Residents who reside near or on the extremity of the wetlands met onsite with Moreton Bay Regional Council recently to discuss ways to remedy the situation.
The wetlands area now makes up three small lakes on which residents Eileen and Andrew Crane have resided for more than 20 years.
Andrew says the wetlands were reconfigured by council just over a decade ago, changing the whole ecosystem and drainage paths.
“Originally this whole area was a salt water marsh with mangroves, wildlife and crabs until council developed it into three lakes,” Andrew said.

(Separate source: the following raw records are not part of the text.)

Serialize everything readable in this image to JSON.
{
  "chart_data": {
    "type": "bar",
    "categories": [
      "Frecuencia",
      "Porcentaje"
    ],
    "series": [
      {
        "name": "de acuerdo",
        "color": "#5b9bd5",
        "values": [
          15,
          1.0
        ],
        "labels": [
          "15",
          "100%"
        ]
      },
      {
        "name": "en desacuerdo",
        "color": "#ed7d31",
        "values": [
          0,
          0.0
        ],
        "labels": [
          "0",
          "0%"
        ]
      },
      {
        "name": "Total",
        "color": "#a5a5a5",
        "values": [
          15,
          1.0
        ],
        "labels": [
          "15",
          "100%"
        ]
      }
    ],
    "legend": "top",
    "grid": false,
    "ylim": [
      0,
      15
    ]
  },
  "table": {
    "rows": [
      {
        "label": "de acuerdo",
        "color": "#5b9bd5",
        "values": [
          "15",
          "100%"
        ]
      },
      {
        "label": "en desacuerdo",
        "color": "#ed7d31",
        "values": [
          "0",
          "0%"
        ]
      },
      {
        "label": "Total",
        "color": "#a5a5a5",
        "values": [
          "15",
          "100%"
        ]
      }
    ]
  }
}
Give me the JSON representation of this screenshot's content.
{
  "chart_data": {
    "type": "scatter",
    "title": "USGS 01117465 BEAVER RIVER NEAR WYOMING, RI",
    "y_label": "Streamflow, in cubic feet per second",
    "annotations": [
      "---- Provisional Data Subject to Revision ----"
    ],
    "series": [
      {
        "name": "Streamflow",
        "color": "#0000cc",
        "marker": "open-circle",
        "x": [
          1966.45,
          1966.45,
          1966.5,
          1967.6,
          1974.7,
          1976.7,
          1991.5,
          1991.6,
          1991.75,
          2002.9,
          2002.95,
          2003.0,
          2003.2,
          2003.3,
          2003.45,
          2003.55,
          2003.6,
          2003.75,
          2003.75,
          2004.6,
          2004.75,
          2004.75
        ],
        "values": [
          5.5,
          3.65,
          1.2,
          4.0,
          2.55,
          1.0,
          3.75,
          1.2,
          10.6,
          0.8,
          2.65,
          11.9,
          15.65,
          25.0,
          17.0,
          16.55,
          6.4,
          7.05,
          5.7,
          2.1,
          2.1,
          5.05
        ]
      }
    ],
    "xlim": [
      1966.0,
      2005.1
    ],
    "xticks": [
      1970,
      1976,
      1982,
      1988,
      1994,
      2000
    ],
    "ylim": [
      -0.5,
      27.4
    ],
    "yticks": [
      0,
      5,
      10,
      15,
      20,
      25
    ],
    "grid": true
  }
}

Andrew and Eileen said the redevelopment works were designed for storm water to drain into the first lake to allow the sediment to settle, then flow into the second lake, and ultimately into the third lake and then out to Pumicestone Passage.
“When council reconfigured the area, they left little space for machinery to access,” Eileen said.
“Now the drains are blocked with sediment which keeps building up layer by layer and with every heavy rainfall we have flooding up on to the banks.
“The nutrient in the sediment has encouraged salvinia (a noxious weed) to breed. We used to have pelicans, spoonbills and egret visit, now we only have water hen and ibis,” Eileen said.
Another resident who only purchased in the area five months ago cannot believe the deterioration of the wetlands during that time.
When she arrived, the wetlands were thriving and birdlife and fish were abundant.
“It is now solid sludge. The council keeps spraying the weed, but it needs dredging.”
Councillor Brooke Savige informed concerned residents that remedial works would be carried out.
“Council wants to fix these problems and they will, particularly when this has been left for so long with only maintenance issues being fixed but not the more substantial drainage and waterways issues being looked at,” Cr Savige said.
A council spokesperson said council officers had inspected the site and maintenance works were scheduled for the area.
“We have installed booms to prevent the spread of the weed and will be conducting a range of treatment activities to manage salvinia in the area.
Council said maintenance works would also include unblocking drainage areas and tidal gates.
“Bibimulya Wetlands are an important stormwater asset designed to improve water quality and catchment flows,” the council spokesperson said.
“These wetlands act as filtration systems to remove pollutants like sediment, nitrogen and phosphorus from stormwater discharging from the surrounding suburban catchment.
“When our wetlands are healthy it encourages the growth of natural vegetation that treats the water before entering Pumicestone Passage.”
Council said it would continue to treat aquatic weeds, such as salvinia, in the waterway.